There is great wailing and gnashing of teeth over the potential for catastrophe if the debt ceiling is not raised, but whether the ceiling is raised or not, the underlying problem will remain to be reckoned with yet again.
We are warned against defaulting on the national debt, which President Barack Obama tells us will have the most dire consequences. However, default really isn’t an issue, as economist and former long-time Federal Reserve System Chairman Alan Greenspan explained: “The United States can pay any debt it has because we can always print money to do that. So there is zero probability of default.”
While Mr. Greenspan’s statement is technically true, printing even more money to pay the nation’s debts has its own set of economic problems, and heaven knows we have enough of those already.

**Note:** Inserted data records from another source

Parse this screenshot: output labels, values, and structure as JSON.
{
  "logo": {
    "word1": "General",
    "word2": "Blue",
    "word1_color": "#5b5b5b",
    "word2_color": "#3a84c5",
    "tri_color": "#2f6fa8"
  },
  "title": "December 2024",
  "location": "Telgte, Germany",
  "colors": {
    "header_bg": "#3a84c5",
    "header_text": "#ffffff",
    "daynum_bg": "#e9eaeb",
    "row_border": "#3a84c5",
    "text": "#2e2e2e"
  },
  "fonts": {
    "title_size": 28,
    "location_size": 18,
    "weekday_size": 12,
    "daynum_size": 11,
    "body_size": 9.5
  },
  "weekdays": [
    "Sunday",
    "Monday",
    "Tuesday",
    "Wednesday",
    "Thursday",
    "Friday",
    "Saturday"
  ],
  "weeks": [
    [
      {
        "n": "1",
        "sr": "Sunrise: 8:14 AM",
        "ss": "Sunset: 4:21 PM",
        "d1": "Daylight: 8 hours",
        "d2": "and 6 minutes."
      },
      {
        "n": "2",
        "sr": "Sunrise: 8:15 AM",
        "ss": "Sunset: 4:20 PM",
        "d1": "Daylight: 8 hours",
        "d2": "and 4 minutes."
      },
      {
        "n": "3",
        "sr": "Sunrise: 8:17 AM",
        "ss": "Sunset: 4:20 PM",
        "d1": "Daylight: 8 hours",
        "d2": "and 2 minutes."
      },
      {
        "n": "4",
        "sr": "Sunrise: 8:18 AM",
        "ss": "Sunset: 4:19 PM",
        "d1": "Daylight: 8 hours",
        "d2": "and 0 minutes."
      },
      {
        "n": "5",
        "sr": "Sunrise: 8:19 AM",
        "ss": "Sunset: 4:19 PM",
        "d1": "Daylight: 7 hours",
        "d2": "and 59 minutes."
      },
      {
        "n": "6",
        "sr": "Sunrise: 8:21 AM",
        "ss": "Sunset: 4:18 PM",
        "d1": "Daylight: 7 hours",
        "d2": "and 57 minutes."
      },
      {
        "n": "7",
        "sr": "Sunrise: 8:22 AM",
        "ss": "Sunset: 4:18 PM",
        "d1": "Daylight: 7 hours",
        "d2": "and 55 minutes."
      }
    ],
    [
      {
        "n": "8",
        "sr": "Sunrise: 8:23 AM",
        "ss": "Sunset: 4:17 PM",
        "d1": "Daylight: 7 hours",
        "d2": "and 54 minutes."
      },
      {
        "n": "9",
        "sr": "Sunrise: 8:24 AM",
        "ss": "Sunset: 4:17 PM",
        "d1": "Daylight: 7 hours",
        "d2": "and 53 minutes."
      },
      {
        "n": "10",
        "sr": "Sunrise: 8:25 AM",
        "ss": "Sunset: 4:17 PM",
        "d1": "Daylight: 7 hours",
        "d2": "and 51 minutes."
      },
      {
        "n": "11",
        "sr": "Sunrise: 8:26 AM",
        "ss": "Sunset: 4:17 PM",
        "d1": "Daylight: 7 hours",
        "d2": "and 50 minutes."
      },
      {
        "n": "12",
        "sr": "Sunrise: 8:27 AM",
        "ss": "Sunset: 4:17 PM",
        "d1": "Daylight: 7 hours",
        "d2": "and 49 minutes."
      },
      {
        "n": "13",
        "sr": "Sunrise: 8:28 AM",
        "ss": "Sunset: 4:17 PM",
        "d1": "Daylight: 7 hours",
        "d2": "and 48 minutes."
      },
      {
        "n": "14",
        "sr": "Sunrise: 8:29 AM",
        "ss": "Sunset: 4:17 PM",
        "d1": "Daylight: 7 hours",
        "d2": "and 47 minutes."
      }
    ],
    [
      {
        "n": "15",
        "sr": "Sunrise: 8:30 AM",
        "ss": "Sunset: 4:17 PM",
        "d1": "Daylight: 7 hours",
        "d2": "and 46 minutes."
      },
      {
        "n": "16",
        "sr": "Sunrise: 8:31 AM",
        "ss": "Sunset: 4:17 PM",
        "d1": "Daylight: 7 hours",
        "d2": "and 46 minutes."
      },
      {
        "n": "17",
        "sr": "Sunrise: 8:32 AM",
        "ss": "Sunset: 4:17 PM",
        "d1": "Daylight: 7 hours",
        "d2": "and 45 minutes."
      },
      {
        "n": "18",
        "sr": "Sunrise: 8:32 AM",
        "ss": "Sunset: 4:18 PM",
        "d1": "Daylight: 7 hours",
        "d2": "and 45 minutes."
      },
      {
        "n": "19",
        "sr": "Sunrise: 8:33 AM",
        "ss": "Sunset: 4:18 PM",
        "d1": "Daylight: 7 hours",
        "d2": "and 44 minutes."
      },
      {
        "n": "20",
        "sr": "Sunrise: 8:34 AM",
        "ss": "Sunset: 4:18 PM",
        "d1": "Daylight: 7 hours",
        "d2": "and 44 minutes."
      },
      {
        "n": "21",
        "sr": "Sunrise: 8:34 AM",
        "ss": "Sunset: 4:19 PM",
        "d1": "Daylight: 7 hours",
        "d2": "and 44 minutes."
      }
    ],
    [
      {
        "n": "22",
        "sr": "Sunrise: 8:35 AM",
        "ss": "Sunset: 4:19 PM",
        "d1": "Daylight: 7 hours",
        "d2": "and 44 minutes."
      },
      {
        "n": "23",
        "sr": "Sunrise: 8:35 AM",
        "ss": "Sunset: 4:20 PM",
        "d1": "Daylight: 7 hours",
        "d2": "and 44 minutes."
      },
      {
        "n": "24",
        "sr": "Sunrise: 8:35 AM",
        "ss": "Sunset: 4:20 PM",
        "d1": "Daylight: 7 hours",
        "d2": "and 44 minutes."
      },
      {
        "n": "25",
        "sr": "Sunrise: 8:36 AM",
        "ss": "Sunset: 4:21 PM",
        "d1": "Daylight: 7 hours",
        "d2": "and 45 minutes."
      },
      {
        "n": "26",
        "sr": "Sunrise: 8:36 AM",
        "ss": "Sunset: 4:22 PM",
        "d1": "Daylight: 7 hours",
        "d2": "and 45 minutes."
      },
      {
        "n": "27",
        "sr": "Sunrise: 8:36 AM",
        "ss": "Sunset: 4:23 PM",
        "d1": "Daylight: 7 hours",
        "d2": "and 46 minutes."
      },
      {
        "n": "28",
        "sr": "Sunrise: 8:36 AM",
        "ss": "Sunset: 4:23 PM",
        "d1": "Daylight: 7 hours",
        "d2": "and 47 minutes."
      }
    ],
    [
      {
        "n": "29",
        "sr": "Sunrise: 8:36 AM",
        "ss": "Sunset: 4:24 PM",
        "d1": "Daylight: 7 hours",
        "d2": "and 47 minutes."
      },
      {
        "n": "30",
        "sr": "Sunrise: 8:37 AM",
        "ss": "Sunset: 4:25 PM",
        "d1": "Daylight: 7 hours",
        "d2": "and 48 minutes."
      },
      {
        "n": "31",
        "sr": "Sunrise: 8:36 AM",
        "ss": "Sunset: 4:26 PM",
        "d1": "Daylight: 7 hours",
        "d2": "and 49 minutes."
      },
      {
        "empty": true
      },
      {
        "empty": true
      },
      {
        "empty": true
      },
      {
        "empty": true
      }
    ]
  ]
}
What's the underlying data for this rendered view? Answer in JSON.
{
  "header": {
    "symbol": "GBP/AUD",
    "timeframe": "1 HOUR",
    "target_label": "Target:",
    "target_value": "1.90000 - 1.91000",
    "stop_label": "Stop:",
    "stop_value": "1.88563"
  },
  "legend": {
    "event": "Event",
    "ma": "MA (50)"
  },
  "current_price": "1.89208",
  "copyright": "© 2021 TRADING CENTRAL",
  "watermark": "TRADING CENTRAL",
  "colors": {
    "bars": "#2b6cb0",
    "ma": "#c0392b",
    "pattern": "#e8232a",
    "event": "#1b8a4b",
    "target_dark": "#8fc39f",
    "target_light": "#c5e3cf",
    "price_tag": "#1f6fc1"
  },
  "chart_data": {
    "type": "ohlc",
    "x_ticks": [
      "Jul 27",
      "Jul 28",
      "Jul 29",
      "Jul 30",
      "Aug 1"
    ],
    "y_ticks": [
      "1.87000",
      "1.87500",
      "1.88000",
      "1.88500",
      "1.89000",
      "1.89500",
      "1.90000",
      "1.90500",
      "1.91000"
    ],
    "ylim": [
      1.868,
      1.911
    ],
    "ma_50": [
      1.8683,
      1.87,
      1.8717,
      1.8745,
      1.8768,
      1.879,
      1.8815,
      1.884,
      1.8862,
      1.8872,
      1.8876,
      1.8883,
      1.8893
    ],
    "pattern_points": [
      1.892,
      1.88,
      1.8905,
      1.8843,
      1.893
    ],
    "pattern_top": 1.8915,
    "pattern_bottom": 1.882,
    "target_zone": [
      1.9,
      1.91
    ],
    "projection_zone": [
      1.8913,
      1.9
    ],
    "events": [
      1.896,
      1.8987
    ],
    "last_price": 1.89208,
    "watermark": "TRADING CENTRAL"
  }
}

Another reason paying our debt service isn’t a problem is that even if the debt ceiling isn’t raised so that the government can borrow more money, there is more than enough money coming into the treasury each month to pay the interest on the debt multiple times over, although that has its problems, too.
But the best reason is contained in Section Four of the Fourteenth Amendment to the U.S. Constitution, which directs, in no uncertain terms, that "the validity of the public debt of the United States, authorized by law, including debts incurred for payment of pensions and bounties for services in suppressing insurrection or rebellion, shall not be questioned." The Constitution commands the president to make good the debts of the United States, and that includes both what our nation owes to bondholders, and the sums promised in legislation to those receiving pensions set by law, according to legal scholar Garrett Epps.
What that means is that if the debt ceiling isn’t raised President Obama will be forced to make some tough decisions on what won’t receive funding so those mandated payments can be made, and since much of Mr. Obama’s popularity comes from spending money, there could be some uncomfortable and long days in the White House.
However, the scare mongering about the catastrophe facing the nation and the resulting public outrage will likely force an increase in the debt ceiling for the 80th time since 1940.
President Obama tells us this won’t increase spending, but since it does increase the limit on spending, does anyone really doubt that spending will soon increase, and before long the politicians will want yet another debt ceiling increase.
Sometimes there are compelling reasons for deficit spending, like WWII, the 9-11 attacks, and the banking crisis that threw the country’s economic system into crisis, but most times it is just a bail out from fiscal irresponsibility. Sometimes the ceiling has been raised by a small amount, other times by a large amount, and sometimes it’s been raised temporarily with provisions for a "snap-back" to a lower level.
“Weighing benefits against costs is the way most people make decisions – and the way most businesses make decisions if they want to stay in business,” says the eminent economist Dr. Thomas Sowell. “Only in government is any benefit, however small, considered to be worth any cost, however large.”
And that is the crux of the problem. People who are elected to represent the interests of the citizenry do not use common sense and basic economics when making decisions we pay them to make.
Trying to obtain benefits without considering either the cost or the likelihood of success not infrequently produces bad programs, and bad programs breed and multiply in Washington, DC, and live forever.
The federal government is simply too big, too powerful, too intrusive, too expensive, and too undisciplined, and as a result there are dozens of duplicate programs, and more than a few programs that do not, and never have, achieved success, but are still being funded. And there are billions going to fraud and abuse.
Attempts to reign in waste, fraud and abuse have mostly lacked serious action, and efforts to cut spending to match income likewise have accomplished little.
And atop that lackluster record we have the biggest deficit producer in history in the White House.
At the end of FY2000, four months before George W. Bush took office, the national debt totaled $5.67 trillion. At the end of the fiscal year that Barack Obama took office it had risen to $11.91 trillion. That number is skewed higher due to the $151 billion TARP program President Bush implemented, $147 billion of which was repaid after Mr. Obama took office.
At the end of FY2013 the debt stood just short of $17 trillion. Excluding FY2009, when both Mr. Bush and Mr. Obama held the White House, the president and the mostly-Democrat-controlled Congress added more than $5 trillion to the national debt, with average deficits of $1.163 trillion from FY2010 – FY2013.
It is way past time that government face up to reality and live within its means. The president and Congress must get rid of unproductive programs; eliminate, or at least significantly reduce, fraud, waste and abuse; shut down or downsize federal departments; and implement business-like fiscal standards. In short: do their job.